This is as profound and intimate as a professional relation gets. The comedic duo Stan Laurel and Oliver Hardy enjoyed a special relationship (Stan was British and and Ollie was American). A bromance. An intense love and affection for each other. They were truly inseparable. Stan & Ollie follows the two artists on what would unwittingly become their swan song tour, as it’s loosely based on AJ. Marriott’s book Laurel and Hardy: The British Tours.
Nearly all the action takes place on this side of the pond, as the artists perform in medium-sized theatres across the UK and then Ireland (although we never see the Irish performances, just their arrival by boat and a rapturous welcome at the port). The world’s greatest comedy team were then both in their 60s, and the years have taken their toll on them. Particularly on Hardy (John C. Reilly), who’s obese and suffering from heart problems. Stan’s (Steve Coogan) health is far more robust, but it’s unlikely he could ever perform without his other half. Or could he?

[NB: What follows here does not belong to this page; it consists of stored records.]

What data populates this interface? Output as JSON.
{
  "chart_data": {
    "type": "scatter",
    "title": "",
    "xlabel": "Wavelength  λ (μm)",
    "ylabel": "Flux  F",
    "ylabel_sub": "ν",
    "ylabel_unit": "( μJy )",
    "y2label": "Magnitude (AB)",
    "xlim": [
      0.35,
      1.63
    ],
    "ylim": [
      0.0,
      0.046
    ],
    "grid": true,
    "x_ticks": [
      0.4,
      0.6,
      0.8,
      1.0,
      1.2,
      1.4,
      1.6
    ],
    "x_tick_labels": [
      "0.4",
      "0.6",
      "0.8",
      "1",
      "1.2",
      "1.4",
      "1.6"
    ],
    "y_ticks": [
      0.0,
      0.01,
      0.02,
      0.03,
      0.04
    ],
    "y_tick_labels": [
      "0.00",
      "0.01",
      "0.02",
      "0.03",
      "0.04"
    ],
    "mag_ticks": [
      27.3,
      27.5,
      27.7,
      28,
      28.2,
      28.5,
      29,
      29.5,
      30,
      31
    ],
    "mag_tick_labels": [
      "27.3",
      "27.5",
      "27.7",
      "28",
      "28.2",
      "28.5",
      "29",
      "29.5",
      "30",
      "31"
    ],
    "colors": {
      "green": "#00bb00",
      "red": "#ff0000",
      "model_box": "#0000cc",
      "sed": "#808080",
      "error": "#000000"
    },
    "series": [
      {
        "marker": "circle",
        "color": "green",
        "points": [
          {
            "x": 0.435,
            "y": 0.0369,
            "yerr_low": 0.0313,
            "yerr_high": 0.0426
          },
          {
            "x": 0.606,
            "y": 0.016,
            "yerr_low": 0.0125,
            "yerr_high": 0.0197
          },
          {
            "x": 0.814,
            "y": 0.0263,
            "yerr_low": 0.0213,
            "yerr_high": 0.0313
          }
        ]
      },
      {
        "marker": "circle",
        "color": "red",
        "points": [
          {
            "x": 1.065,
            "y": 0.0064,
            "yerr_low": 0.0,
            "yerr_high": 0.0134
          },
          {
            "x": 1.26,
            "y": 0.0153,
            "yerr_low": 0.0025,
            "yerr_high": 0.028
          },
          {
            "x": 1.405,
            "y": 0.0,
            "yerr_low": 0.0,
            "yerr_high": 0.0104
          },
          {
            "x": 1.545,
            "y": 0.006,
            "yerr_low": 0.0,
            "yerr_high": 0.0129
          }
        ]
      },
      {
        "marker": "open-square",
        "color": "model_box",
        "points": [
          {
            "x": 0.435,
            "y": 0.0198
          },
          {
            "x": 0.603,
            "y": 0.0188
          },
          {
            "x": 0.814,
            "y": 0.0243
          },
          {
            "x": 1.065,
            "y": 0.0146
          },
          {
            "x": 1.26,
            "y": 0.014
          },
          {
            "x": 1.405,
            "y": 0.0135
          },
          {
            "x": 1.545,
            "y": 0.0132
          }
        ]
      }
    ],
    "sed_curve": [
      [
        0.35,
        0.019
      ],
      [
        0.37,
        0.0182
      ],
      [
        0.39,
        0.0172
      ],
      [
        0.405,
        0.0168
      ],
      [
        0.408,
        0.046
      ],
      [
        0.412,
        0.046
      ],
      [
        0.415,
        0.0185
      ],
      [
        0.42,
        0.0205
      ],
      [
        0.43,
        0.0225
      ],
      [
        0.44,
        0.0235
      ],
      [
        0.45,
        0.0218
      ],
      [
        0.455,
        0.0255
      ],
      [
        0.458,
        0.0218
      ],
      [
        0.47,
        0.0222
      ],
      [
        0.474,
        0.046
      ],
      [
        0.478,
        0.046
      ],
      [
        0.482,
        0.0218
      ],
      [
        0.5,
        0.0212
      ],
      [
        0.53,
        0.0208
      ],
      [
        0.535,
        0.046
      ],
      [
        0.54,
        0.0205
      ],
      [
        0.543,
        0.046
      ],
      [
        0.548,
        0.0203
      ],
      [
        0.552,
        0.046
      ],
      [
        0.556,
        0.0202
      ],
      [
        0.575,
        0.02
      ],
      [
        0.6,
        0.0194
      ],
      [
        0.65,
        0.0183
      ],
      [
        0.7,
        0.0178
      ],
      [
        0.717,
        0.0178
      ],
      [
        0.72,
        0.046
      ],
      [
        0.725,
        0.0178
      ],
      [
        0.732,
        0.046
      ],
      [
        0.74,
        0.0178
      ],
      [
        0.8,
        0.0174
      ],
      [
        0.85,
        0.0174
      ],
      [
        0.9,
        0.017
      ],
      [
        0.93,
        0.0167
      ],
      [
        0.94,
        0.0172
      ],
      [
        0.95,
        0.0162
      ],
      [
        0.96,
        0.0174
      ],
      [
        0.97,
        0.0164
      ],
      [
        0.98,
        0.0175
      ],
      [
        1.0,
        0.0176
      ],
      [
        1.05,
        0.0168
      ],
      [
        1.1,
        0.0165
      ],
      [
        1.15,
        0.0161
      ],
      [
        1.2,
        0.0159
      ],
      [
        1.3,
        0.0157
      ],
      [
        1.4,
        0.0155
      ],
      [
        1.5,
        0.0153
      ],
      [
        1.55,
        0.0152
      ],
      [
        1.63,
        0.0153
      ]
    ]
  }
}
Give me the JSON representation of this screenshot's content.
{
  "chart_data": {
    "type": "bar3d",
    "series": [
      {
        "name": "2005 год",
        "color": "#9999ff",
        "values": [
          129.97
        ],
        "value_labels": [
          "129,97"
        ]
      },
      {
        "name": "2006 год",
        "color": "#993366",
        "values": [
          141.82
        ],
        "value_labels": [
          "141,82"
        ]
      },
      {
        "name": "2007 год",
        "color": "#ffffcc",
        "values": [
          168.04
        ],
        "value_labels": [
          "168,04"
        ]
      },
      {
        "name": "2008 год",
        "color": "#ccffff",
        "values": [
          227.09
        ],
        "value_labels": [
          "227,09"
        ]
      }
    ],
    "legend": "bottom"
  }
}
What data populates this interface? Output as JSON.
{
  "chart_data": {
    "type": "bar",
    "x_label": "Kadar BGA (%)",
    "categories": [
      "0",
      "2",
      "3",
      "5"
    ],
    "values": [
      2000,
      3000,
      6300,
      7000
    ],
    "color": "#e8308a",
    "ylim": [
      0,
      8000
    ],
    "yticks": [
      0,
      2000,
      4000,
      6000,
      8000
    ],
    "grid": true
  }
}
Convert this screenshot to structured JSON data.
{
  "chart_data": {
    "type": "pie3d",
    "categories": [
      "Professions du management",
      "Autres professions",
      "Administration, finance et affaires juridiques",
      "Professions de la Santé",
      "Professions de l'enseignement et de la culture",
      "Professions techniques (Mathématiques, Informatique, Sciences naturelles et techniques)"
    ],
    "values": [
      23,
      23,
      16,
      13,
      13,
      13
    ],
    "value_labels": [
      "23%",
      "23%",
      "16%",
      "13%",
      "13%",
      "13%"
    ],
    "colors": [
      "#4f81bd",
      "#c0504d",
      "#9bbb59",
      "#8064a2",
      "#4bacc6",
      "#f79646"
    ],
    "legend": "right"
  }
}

Most people in Britain in 1953 (the year in which the film takes place) believed that the duo had already retired. Some fans are met with surprise upon finding out that the real Laurel & Hardy are touring the UK (they had assumed it was a tribute act). At first Stan and Ollie are disheartened at the half-empty theatres, but the number begin to soar as the tour gains visibility and momentum. Plus, there’s also a film on pipeline. Could this adventure culminate in yet another addition for their extensive portfolio of more than 250 films?
Stan & Ollie deserves credit for rescuing old-fashioned slapstick for modern audiences. Our humour has changed enormously since. Our jokes have become darker, more cynical and complex. Someone kicking someone in the buttocks or dropping a large suitcase down a flight of stairs is hardly funny these days. Yet the film renders the humour nostalgic and charming. You will catch yourself smiling throughout the film. Yet, you will never bawl your eyes out with laughter like audiences in the 1950s would have done. But that’s ok. Stan & Ollie is not intended to be a comedy, but instead a tribute to the comedies of yore.
It’s not easy adding colour (in both senses) to such a classic black and white act, often described as the biggest comedy duo of all times. Stan & Ollie has an effective colourful vintage feel. It never feels tawdry and cheap. I do, however, have an issue with Hardy’s make-up. Not only was it unnecessary (Reilly would spend on average four hours a day on the make-up chair), but it doesn’t look realistic. Reilly’s Hardy looks like Shrek or the fat guy from Monty Python. Why the insistence in using top-drawer cast? Couldn’t the role be given to someone slightly less famous and with a greater physical resemblance to Oliver Hardy?
Ultimately, Stan & Ollie is a film about ageing and camaraderie. The greatest testament of the indestructible bond between the two artists is the fact that Stan never performed with anyone else after Hardy became too ill to go on stage, and he continued to write sketches for the duo even after Hardy’s death.
While effective enough, Stan & Ollie also lacks a little spice and wit (aka. the dirty factor). It’s never a chore to sit through, but it’s never riveting, either. The strongest performance is delivered by Nina Arianda as Stan’s Russian wife Ida. She is bitchy, formidable, vaguely doting and also extremely charming. Plus, there are wonderful sights of Britain in the 1950s, including a fully operational Strand tube station. Overall, worth a visit to cinema.
Stan & Ollie is in cinemas across the UK from Friday, January 11th.